Dammit, you people never tell me anything. Apparently, The Game "took numerous shots at" Fiddy and G-Unit at the Summer Jam.
I had to read the article if only to find out if they meant "shots" like bang-bang-bang-you-have-bullet-holes-in-you-now-and-you're-bleeding to-death in-your-Escalade, or "shots" like calling Fiddy a dick in rhyme or something. In this case, it was the latter. But The Game got kicked out of G-Unit, so it stands to reason. G-unit, for god's sake. You can't get kicked out of that and go on to live a life not full of bitterness and anger.
OK, I really have no idea what a "G-unit" is, because I am not a fan of rap, as I'm sure you've heard me say before. But after accidentally reading an article about something called Chingy the other day, (only to find out what, exactly, a "Chingy" was) I have discovered something:
Rappers have officially run out of good names.
I say this with certainty --however, keep in mind that I have absolutely no idea what makes a good or bad rap name, so I could be wrong.
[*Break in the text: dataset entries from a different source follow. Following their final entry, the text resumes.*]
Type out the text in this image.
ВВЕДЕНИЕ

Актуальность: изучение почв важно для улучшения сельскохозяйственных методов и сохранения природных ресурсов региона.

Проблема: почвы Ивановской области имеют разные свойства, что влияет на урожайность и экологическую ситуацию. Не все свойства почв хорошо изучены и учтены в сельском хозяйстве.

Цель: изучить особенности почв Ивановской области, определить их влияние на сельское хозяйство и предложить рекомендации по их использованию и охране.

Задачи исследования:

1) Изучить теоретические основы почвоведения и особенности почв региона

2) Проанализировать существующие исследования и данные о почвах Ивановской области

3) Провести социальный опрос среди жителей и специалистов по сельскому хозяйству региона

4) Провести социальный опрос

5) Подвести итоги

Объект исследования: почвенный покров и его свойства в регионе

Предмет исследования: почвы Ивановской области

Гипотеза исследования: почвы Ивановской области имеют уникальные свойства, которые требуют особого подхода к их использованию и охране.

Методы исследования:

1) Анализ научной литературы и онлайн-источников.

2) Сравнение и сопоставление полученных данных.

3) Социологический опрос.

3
But probably not.
I decided I'd do a little research, based upon my limited exposure to the world of famous people who shoot each other for fun, and it seems that certain prefixes have been co-opted by the rapping set.
Lil', for instance. You've got your Lil' Al, Lil' Blacky, Lil' Bobb'e Bling, Lil' Boosie, Lil' C Style, Lil' Cease, Lil' Eazy E, Lil' Fate, Lil' Flip, Lil' Fly, Lil' jon, Lil' Keke, Lil' Kim, Lil' Larry, Lil' Moe, Lil' Rob**, Lil' Romeo, Lil' Ron, Lil' Scrappy, Lil' Sicko, Lil' Troy, Lil' Uno, and Lil' Wayne.
And conversely, to keep the Lil's in line, you have your Bigs. Big Gibb, Biggy Smalls, Big Hutch, Big L, Big Lurch, Big Moe, Big Prodeje, Big City, Big Daddy Kane, Big Gee, Big Gipp, Big Punisher, Big Riqq, Big Scoot, Big Shasta, Big Sty, Big Syke, Big T, Big Tuck, Big Tymers, and Big Yoni.
I wonder if Big Moe could make Lil' Moe do his evil bidding. I think he could.
There are also a buttload of DJs. DJ Cherry Martinez, DJ Clue, DJ Crazy Toones, DJ Cut Chemist, DJ Demp, DJ Dove, DJ EFN, DJ Envy, DJ Green Lantern*, DJ Jams Jay, DJ Kay Slay, DJ Khaled, DJ Maxximus. DJ Paul, DJ Quik, DJ Scratch, DJ Shadow, DJ Spinna, DJ Storm, DJ Strong, DJ Whoo kid, and DJ Yella.
We also have lots of Youngs. Almost no Olds at all, because I don't think gangsta rappers live very long as a general rule. A few Cools. A smattering of J's. Not as many MCs as I expected.
So obviously, individuality is a big part of picking your rap name.
Once I got to this final list, I knew that all the good ones must have been taken:
Hall of Justus
I am pretty sure Equipto and Intellekt have their headquarters in the Hall of Justus, but I could be wrong. And Dolla Willa sounds like something that fought Mothra over Tokyo. Also, I am especially impressed with Hi-C, who apparently picked his rap name while eating a hearty breakfast. I have a feeling it was a toss up between that or Frostid Flaykz.
Oh yeah, and don't forget Z-Ro, who seems to have a problem with low self-esteem, and Droop-E, who I can only hope is shooting for that "bad really means good" thing -- otherwise it's an unfortunate choice, and it's probably not going to get him laid much.
So to sum up, I can't tell you the difference between hip-hop, rap, east-coast, west-coast or gansta, but I do know this:
I'm just a middle-class white boy and I don't understand your complicated rapper ways.
By the way -- I'd appreciate it if alla y'all don't kill me.
*DC comics should sue the bling off this guy.